Monday, July 6, 2015

More on Why No One Is Planning to Give Me a Few Million to Start an Education News Network

Posted By on Mon, Jul 6, 2015 at 2:00 PM


Friday I wrote a post about the wildly unequal funding of organizations promoting progressive education and those on the privatization/"education reform" side. The big bucks are flowing to the privatization crowd, mainly from what Diane Ravitch calls the Billionaire Boys Club, while progressive educators get the little money they have through contributions from small donors and by looking for change under sofa cushions. My case in point was an online education news network being started by ex-CNN and NBC anchor Campbell Brown. She's got enough money to hire 13 people, including a former editor at Time magazine and a Pulitzer Prize winning journalist. Her message is anti-union, anti-tenure, pro-charter and pro-voucher. And she's not alone. She's joining a network of well funded organizations that have plenty of money to get out a similar message.

The comments on that post aren't as wild and wooly as on some of my other posts—things can get pretty heated in Comments Land—but there are a few interesting points I want to respond to. A few people said, maybe the progressive education side isn't getting as much money because its ideas are tired and unpopular. Wrong. It's not about which side has the better ideas. It's about which side is favored by people with lots of money. Money may be speech according to the Supreme Court, but more money flowing to conservative politicians and ideas isn't a sign that they have the better, or even the more popular, ideas. It's just a sign of what big money wants.

Someone else's whole comment was a link to a group called the Progressive Education Network. I assume the point was to spotlight an equivalent organization to those on the privatization side. So I went to the website. Very nice looking, very professional. From the look of things, the group might very well have some big money behind it.

Next I went to the group's 2013 tax return. Total revenues for the year: $300,000, enough to maybe pay the salaries of 4 or 5 of Campbell Brown's 13 staffers. The president, secretary, treasurer and 6 directors get no compensation. They're volunteers. Under expenses on the tax form, there's no compensation—salaries—listed. Most of the money, $230,000, goes to pay for hotels, speakers, services and lodging/board.

Mainly, the group spends its limited funds to put on conferences for progressive educators to attend, like its upcoming October conference in New York, Access, Equity & Activism: Teaching the Possible. (Among the three featured speakers is Tucson's own Curtis Acosta who was part of TUSD's Mexican American Studies program — now Dr. Acosta, by the way.) I'm guessing the major expenses are renting space for the conference and paying the lodging expenses of the presenters.

And that's the point. Campbell Brown has millions to start a new venture. Jeb Bush's organization, Foundation for Excellence in Education, brought in $46 million from 2007 through 2014. And they're just two of many, many organizations large and small, on the national and the state level, working in similar directions and getting lots of money. Progressive education groups run on a shoestring. Many of them only exist due to the efforts of dedicated educators who are used to spending the extra time and going the extra mile for their students and are willing to volunteer more of their time to promote the kind of education they believe in.
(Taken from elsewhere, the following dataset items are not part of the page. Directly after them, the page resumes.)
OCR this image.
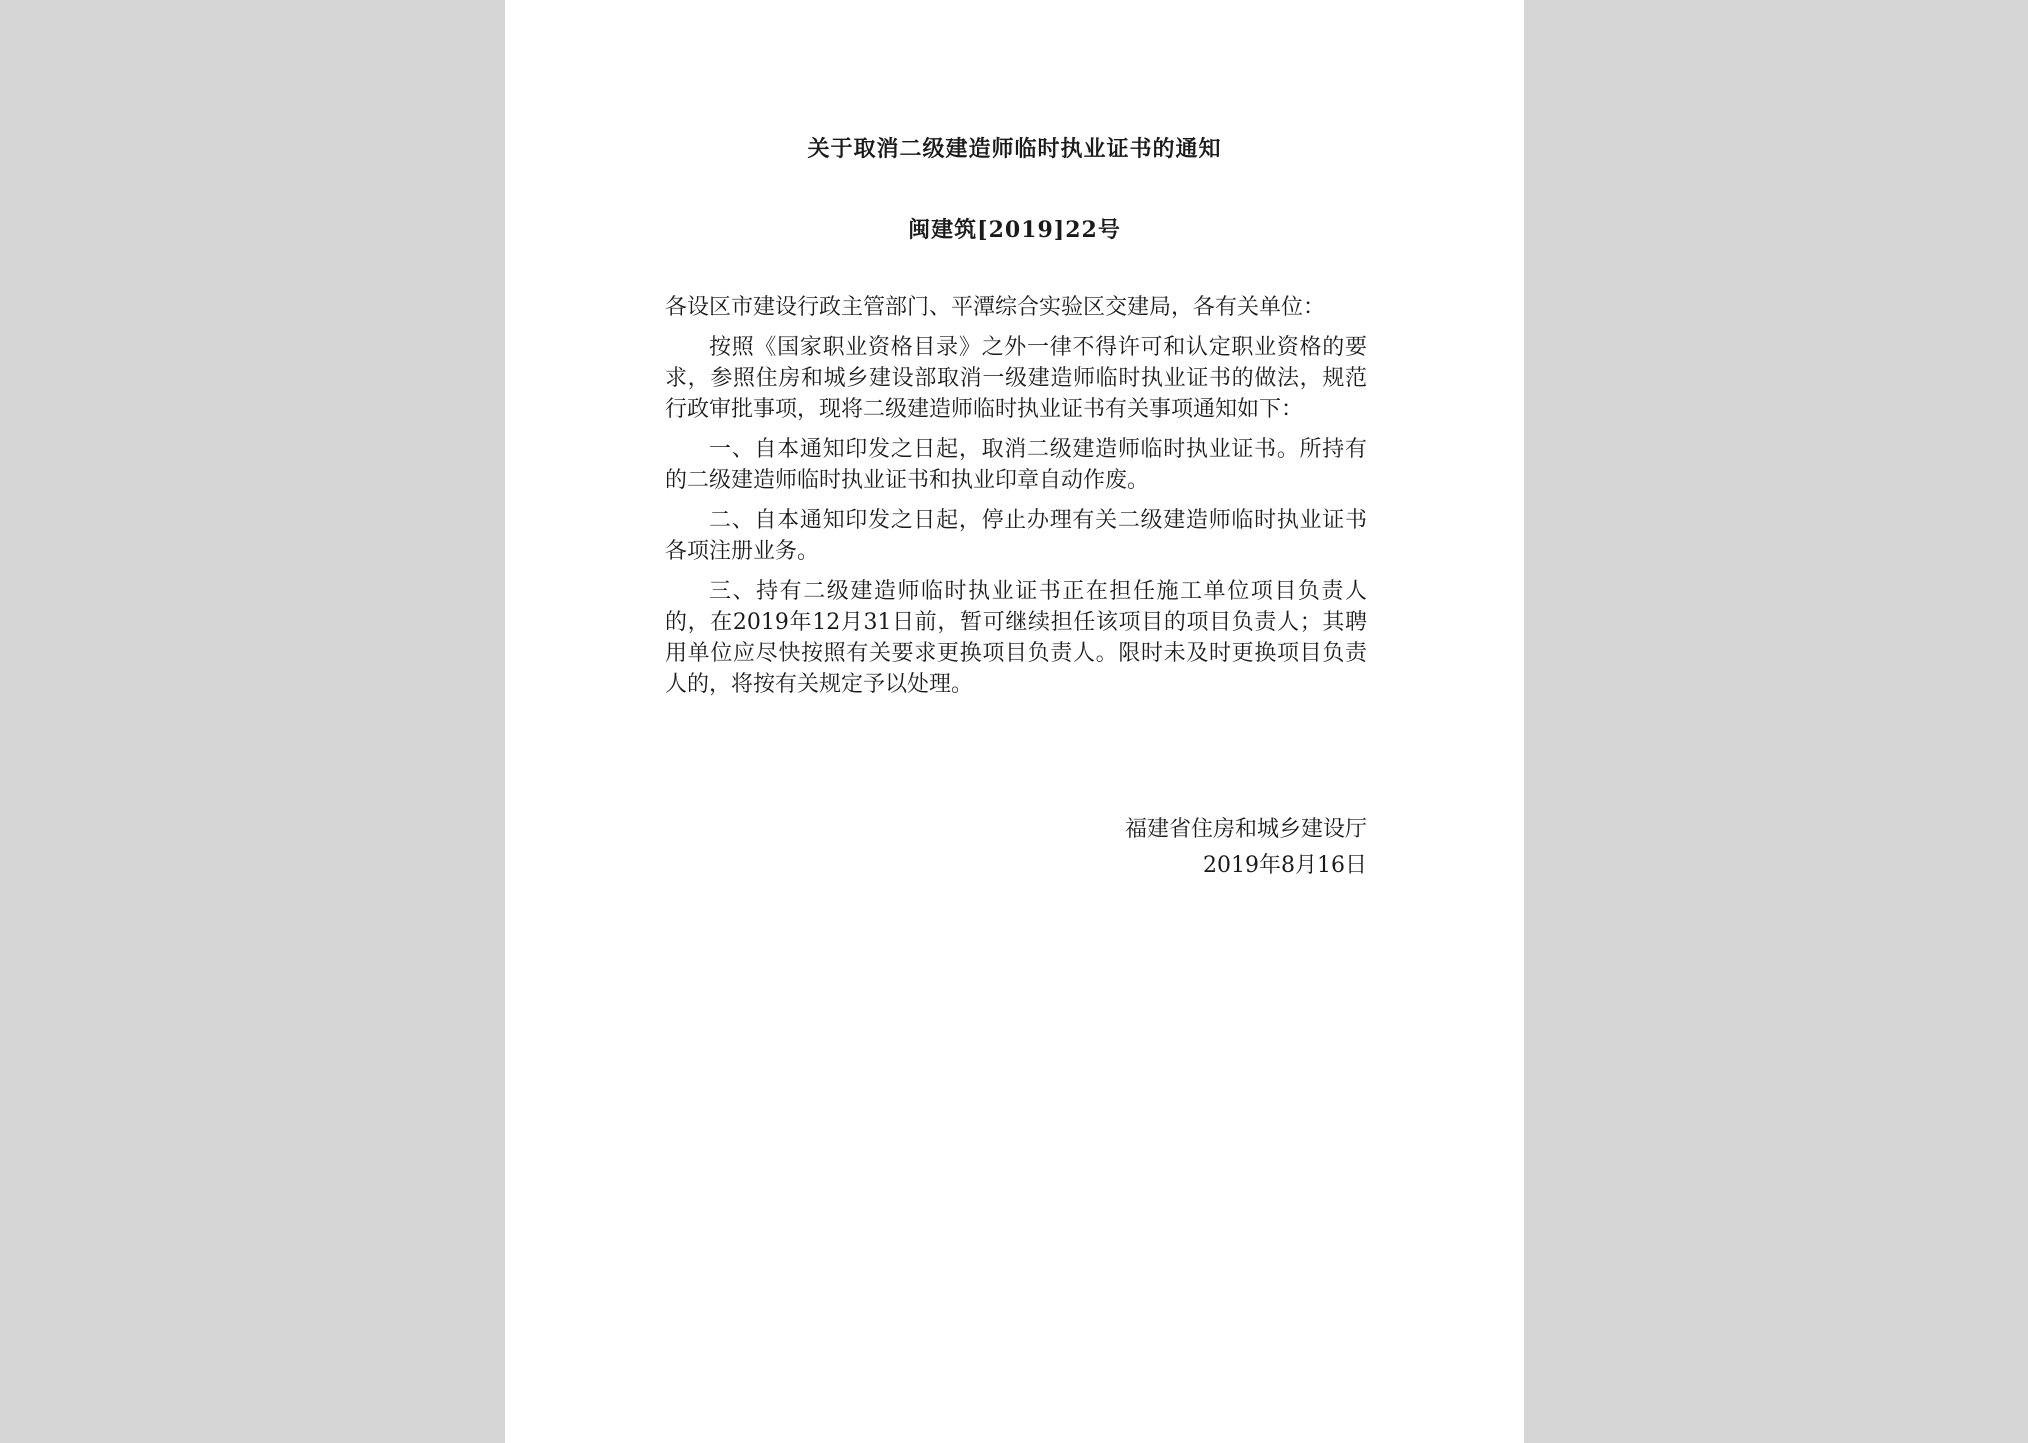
关于取消二级建造师临时执业证书的通知
闽建筑[2019]22号

各设区市建设行政主管部门、平潭综合实验区交建局，各有关单位：

按照《国家职业资格目录》之外一律不得许可和认定职业资格的要求，参照住房和城乡建设部取消一级建造师临时执业证书的做法，规范行政审批事项，现将二级建造师临时执业证书有关事项通知如下：

一、自本通知印发之日起，取消二级建造师临时执业证书。所持有的二级建造师临时执业证书和执业印章自动作废。

二、自本通知印发之日起，停止办理有关二级建造师临时执业证书各项注册业务。

三、持有二级建造师临时执业证书正在担任施工单位项目负责人的，在2019年12月31日前，暂可继续担任该项目的项目负责人；其聘用单位应尽快按照有关要求更换项目负责人。限时未及时更换项目负责人的，将按有关规定予以处理。

福建省住房和城乡建设厅
2019年8月16日
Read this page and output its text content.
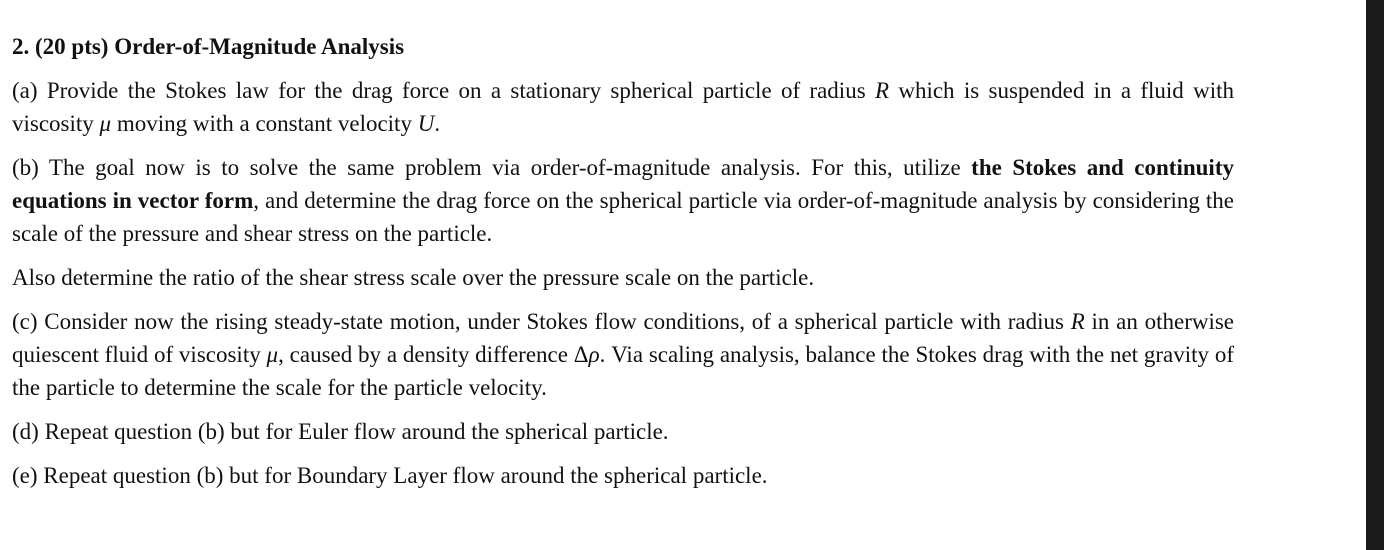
2. (20 pts) Order-of-Magnitude Analysis
(a) Provide the Stokes law for the drag force on a stationary spherical particle of radius R which is suspended in a fluid with viscosity μ moving with a constant velocity U.
(b) The goal now is to solve the same problem via order-of-magnitude analysis. For this, utilize the Stokes and continuity equations in vector form, and determine the drag force on the spherical particle via order-of-magnitude analysis by considering the scale of the pressure and shear stress on the particle.
Also determine the ratio of the shear stress scale over the pressure scale on the particle.
(c) Consider now the rising steady-state motion, under Stokes flow conditions, of a spherical particle with radius R in an otherwise quiescent fluid of viscosity μ, caused by a density difference Δρ. Via scaling analysis, balance the Stokes drag with the net gravity of the particle to determine the scale for the particle velocity.
(d) Repeat question (b) but for Euler flow around the spherical particle.
(e) Repeat question (b) but for Boundary Layer flow around the spherical particle.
AN OBVIOUSLY-I-HATE-CHARTER-SCHOOLS-AS-DO-ALL-PROGRESSIVES NOTE: I'm often accused of hating charter schools, and especially BASIS. Not so. I value all good education, and I support charter schools that are getting the job done. We need more honesty and transparency, financial and educational, from charters, and I tend to focus on those issues since the pro-charter crowd has the money and the megaphone to toot its own horn. But bottom line, good education is good education wherever you find it, school districts, charter schools or private schools. (And for the record, so far as I can remember, in the thousands of words I've written about BASIS, I have never criticized the quality of the education it provides.)

That's true of the Progressive Education Network as well. Its list of partner schools actually runs heavily on the private school side, but it says, "We partner with public, public charter, and independent 501 c3 schools that have a dedication to progressive practice at their core." Progressives believe in the value and importance of the public education systems which educate the vast majority of our students, but not to the exclusion of other educational options.